The Economics of Delegation -

     Those lawyers who hold on tightly to management functions under the guise of saving overhead are fooling themselves. In one firm, the uneconomical use of lawyer time devoted to management become readily apparent when, during its first quarter, five partners in a ten person firm devoted a little less than $90,000 of potentially billable time to managerial matters. Only after expressing the time of partner involvement performing management functions in dollars did the cost of having no professional firm management become apparent. Also, in addition to the loss of billable hours, it was the consensus of the partners that the firm was not receiving management services equal to the dollars expended.

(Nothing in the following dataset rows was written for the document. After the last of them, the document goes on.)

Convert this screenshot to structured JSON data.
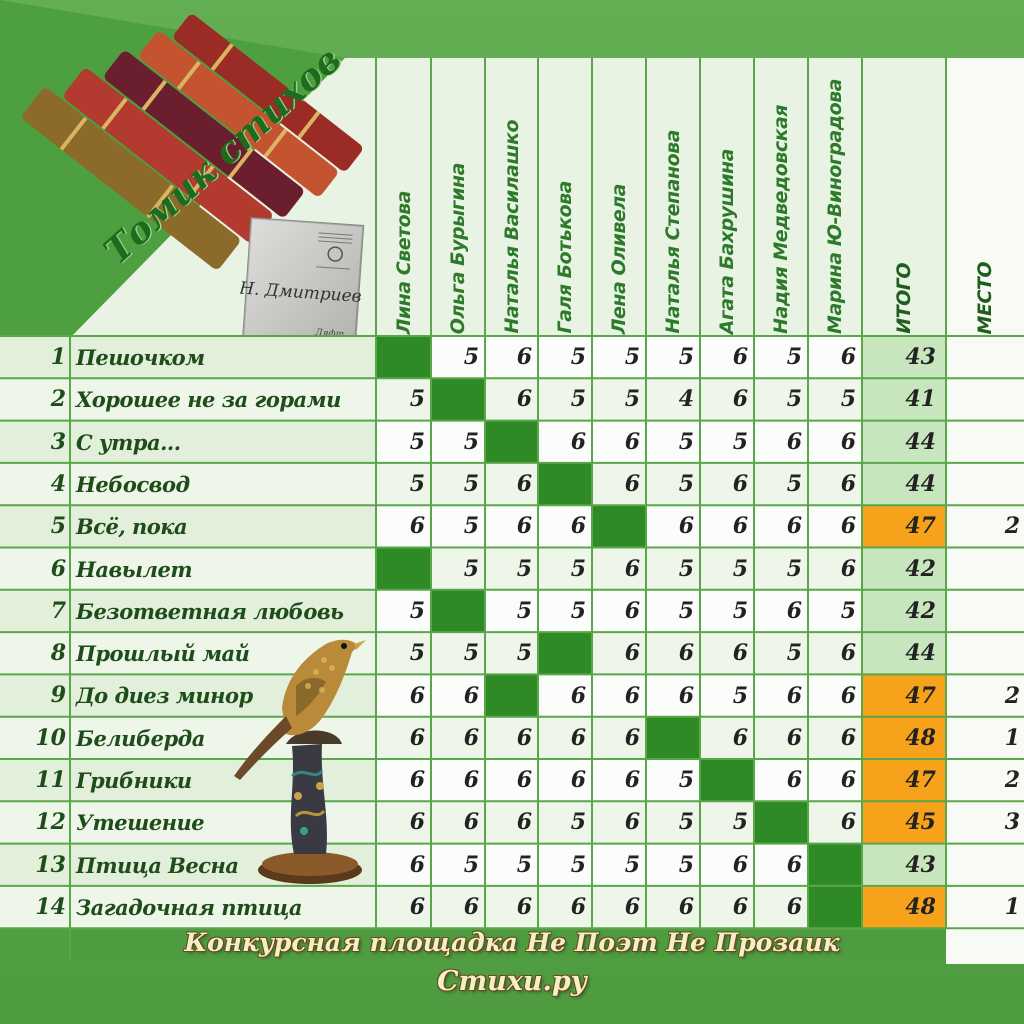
{
  "title": "Томик стихов",
  "book": {
    "author_signature": "Н. Дмитриев",
    "subtitle": "Ляфт"
  },
  "judges": [
    "Лина Светова",
    "Ольга Бурыгина",
    "Наталья Василашко",
    "Галя Ботькова",
    "Лена Оливела",
    "Наталья Степанова",
    "Агата Бахрушина",
    "Надия Медведовская",
    "Марина Ю-Виноградова"
  ],
  "total_header": "ИТОГО",
  "place_header": "МЕСТО",
  "rows": [
    {
      "n": "1",
      "title": "Пешочком",
      "scores": [
        null,
        "5",
        "6",
        "5",
        "5",
        "5",
        "6",
        "5",
        "6"
      ],
      "total": "43",
      "place": ""
    },
    {
      "n": "2",
      "title": "Хорошее не за горами",
      "scores": [
        "5",
        null,
        "6",
        "5",
        "5",
        "4",
        "6",
        "5",
        "5"
      ],
      "total": "41",
      "place": ""
    },
    {
      "n": "3",
      "title": "С утра...",
      "scores": [
        "5",
        "5",
        null,
        "6",
        "6",
        "5",
        "5",
        "6",
        "6"
      ],
      "total": "44",
      "place": ""
    },
    {
      "n": "4",
      "title": "Небосвод",
      "scores": [
        "5",
        "5",
        "6",
        null,
        "6",
        "5",
        "6",
        "5",
        "6"
      ],
      "total": "44",
      "place": ""
    },
    {
      "n": "5",
      "title": "Всё, пока",
      "scores": [
        "6",
        "5",
        "6",
        "6",
        null,
        "6",
        "6",
        "6",
        "6"
      ],
      "total": "47",
      "place": "2"
    },
    {
      "n": "6",
      "title": "Навылет",
      "scores": [
        null,
        "5",
        "5",
        "5",
        "6",
        "5",
        "5",
        "5",
        "6"
      ],
      "total": "42",
      "place": ""
    },
    {
      "n": "7",
      "title": "Безответная любовь",
      "scores": [
        "5",
        null,
        "5",
        "5",
        "6",
        "5",
        "5",
        "6",
        "5"
      ],
      "total": "42",
      "place": ""
    },
    {
      "n": "8",
      "title": "Прошлый май",
      "scores": [
        "5",
        "5",
        "5",
        null,
        "6",
        "6",
        "6",
        "5",
        "6"
      ],
      "total": "44",
      "place": ""
    },
    {
      "n": "9",
      "title": "До диез минор",
      "scores": [
        "6",
        "6",
        null,
        "6",
        "6",
        "6",
        "5",
        "6",
        "6"
      ],
      "total": "47",
      "place": "2"
    },
    {
      "n": "10",
      "title": "Белиберда",
      "scores": [
        "6",
        "6",
        "6",
        "6",
        "6",
        null,
        "6",
        "6",
        "6"
      ],
      "total": "48",
      "place": "1"
    },
    {
      "n": "11",
      "title": "Грибники",
      "scores": [
        "6",
        "6",
        "6",
        "6",
        "6",
        "5",
        null,
        "6",
        "6"
      ],
      "total": "47",
      "place": "2"
    },
    {
      "n": "12",
      "title": "Утешение",
      "scores": [
        "6",
        "6",
        "6",
        "5",
        "6",
        "5",
        "5",
        null,
        "6"
      ],
      "total": "45",
      "place": "3"
    },
    {
      "n": "13",
      "title": "Птица Весна",
      "scores": [
        "6",
        "5",
        "5",
        "5",
        "5",
        "5",
        "6",
        "6",
        null
      ],
      "total": "43",
      "place": ""
    },
    {
      "n": "14",
      "title": "Загадочная птица",
      "scores": [
        "6",
        "6",
        "6",
        "6",
        "6",
        "6",
        "6",
        "6",
        null
      ],
      "total": "48",
      "place": "1"
    }
  ],
  "footer": {
    "line1": "Конкурсная площадка Не Поэт Не Прозаик",
    "line2": "Стихи.ру"
  },
  "colors": {
    "green_block": "#2e8a25",
    "orange": "#f7a21b",
    "total_bg": "#c8e6bd",
    "light_row": "#eef6ea",
    "white_row": "#fbfdfa"
  }
}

     Though applying a $100-, $200-, or $300-per-lawyer-hour sum to diversionary management time does not require the use of higher mathematics, its inherent lack of economic sense often is overlooked. In a "penny-wise, dollar foolish" mindset, lawyers are not apt to associate cost with actual expenditure. It is true that the price of talented professional managers, depending on the scope of their jobs, will rival that of talented lawyers. However, while lawyers are the means with which revenues are generated, professional managers are the means with which revenues are maximized and perpetuated. The true value of professional managers is not measured so narrowly as an out-of-pocket cost or even as the sum of lawyer time saved. More appropriately, the ascription of a dollar value to threats avoided and opportunities captured paints a vivid picture of the costs of not employing professional managers. After all, what is the cost of losing a firm's largest client or of the defection of a profitable practice group. . . particularly when it could have been prevented?

The Bottom Line -

     There is no question that professional law office managers make important contributions to the financial and operating success of the legal organizations in which they are employed. The value of these legal managers can only increase as they continue to apply business principles to legal organizations and to enhance productivity by developing automation and maintaining and analyzing financial data and management information to ensure the delivery of high-quality legal services, in a timely manner, at fees clients are willing and able to pay. Increasingly, astute managers are exercising influence on virtually all decisions affecting the "business of law" and are providing management support to those lawyers who are responsible for managing and coordinating substantive practice areas.

     A wise managing partner of a major New York City law firm told the author, "The continued growth and profitability of this law firm depends on two factors: The first is the people in it. This is the single most important element. The second is the ability of the firm's lawyer management to exercise good judgment and continue to make sound business decisions that will contribute positively to the firm's financial growth and to the healthy interpersonal relationships among and between the partners, the partners and the associates, and between the lawyers and the administrative support personnel. I hope the future lawyer managers of this firm are as fortunate as I was to work with as able an administrator as I have. Without a competent administrative legal executive who possesses the financial acumen, business insights and management skills, my job as managing partner would be considerable more difficult and stressful, if not impossible to perform."